Bir başka iddia ise bisiklet çiziminin, orijinal resim kaybolduğu için Leonardo'nun öğrencileri tarafından yapılmış kaba bir röprodüksiyon olduğudur. Resmi kopya ettiği sanılan kişiler arasındaki en güçlü aday ise üstadın en favori öğrencisi Salai olduğudur.

Fakat öte yandan Leonardo Da vinci zinciri de bulmuştur ve bu zincir, bisiklet çizimindeki zincir - dişli mekanizmasıyla tamamıyla uyuşmaktadır.

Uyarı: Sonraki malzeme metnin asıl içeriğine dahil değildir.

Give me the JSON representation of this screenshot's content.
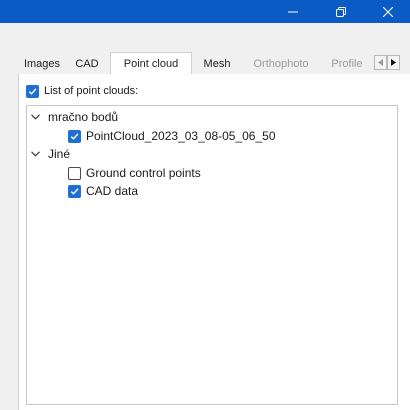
{
  "window": {
    "minimize_icon": "minimize-icon",
    "restore_icon": "restore-icon",
    "close_icon": "close-icon",
    "titlebar_color": "#0a5cc4"
  },
  "tabs": [
    {
      "label": "Images",
      "active": false,
      "enabled": true
    },
    {
      "label": "CAD",
      "active": false,
      "enabled": true
    },
    {
      "label": "Point cloud",
      "active": true,
      "enabled": true
    },
    {
      "label": "Mesh",
      "active": false,
      "enabled": true
    },
    {
      "label": "Orthophoto",
      "active": false,
      "enabled": false
    },
    {
      "label": "Profile",
      "active": false,
      "enabled": false
    }
  ],
  "list": {
    "label": "List of point clouds:",
    "checked": true
  },
  "tree": [
    {
      "label": "mračno bodů",
      "expanded": true,
      "children": [
        {
          "label": "PointCloud_2023_03_08-05_06_50",
          "checked": true
        }
      ]
    },
    {
      "label": "Jiné",
      "expanded": true,
      "children": [
        {
          "label": "Ground control points",
          "checked": false
        },
        {
          "label": "CAD data",
          "checked": true
        }
      ]
    }
  ],
  "colors": {
    "accent": "#1f6fd1",
    "disabled_text": "#9a9a9a"
  }
}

Bunlar elbette olayın tarihi boyutları. Her ne kadar kesin bir sahibi olmasa da bu çizimlerin Leonardo Da Vinci’nin diğer yapıtlarını gören biri, kolaylıkla bunu da “Büyük Usta”nın eseri olarak sayabilir. Zaten zinciri bularak bu yapıtın en önemli kısmını başarmıştır.

Bir Bisiklet ve Bir İnsan

Anlatıcı (Sergide bir rehber bize yol gösteriyordu) ornitoferleri, zırhlı araçları, kilometre sayaçlarını anlatmış ve bisikleti anlatmak için başına dikilmişti. Küçük bir çocuğun hayallerini süsleyen bisikletin atasından uyarlanan tahta maket oracıkta; zinciri, gidonu ve selesiyle birlikte duruyordu. Bana ilk hatırlattığı kişi Darwin’di. Ve dolaylı yolla evrim.

Suda başlayan yaşamın, karaya çıkışı, hayvanların değişimi, üç tırnaklı atların tek tırnağa dönüşmesi gibi bisikletler de yıllar içinde ne kadar çok değişmiş bunu gördüm. Gördüğüm bu bisiklet maketi, hantal ve yürüyemeyecek bir icat da olsa şimdilerde ki vitesli bisikletlerin, hatta motorlu bisikletlerin atası, tanrısıydı.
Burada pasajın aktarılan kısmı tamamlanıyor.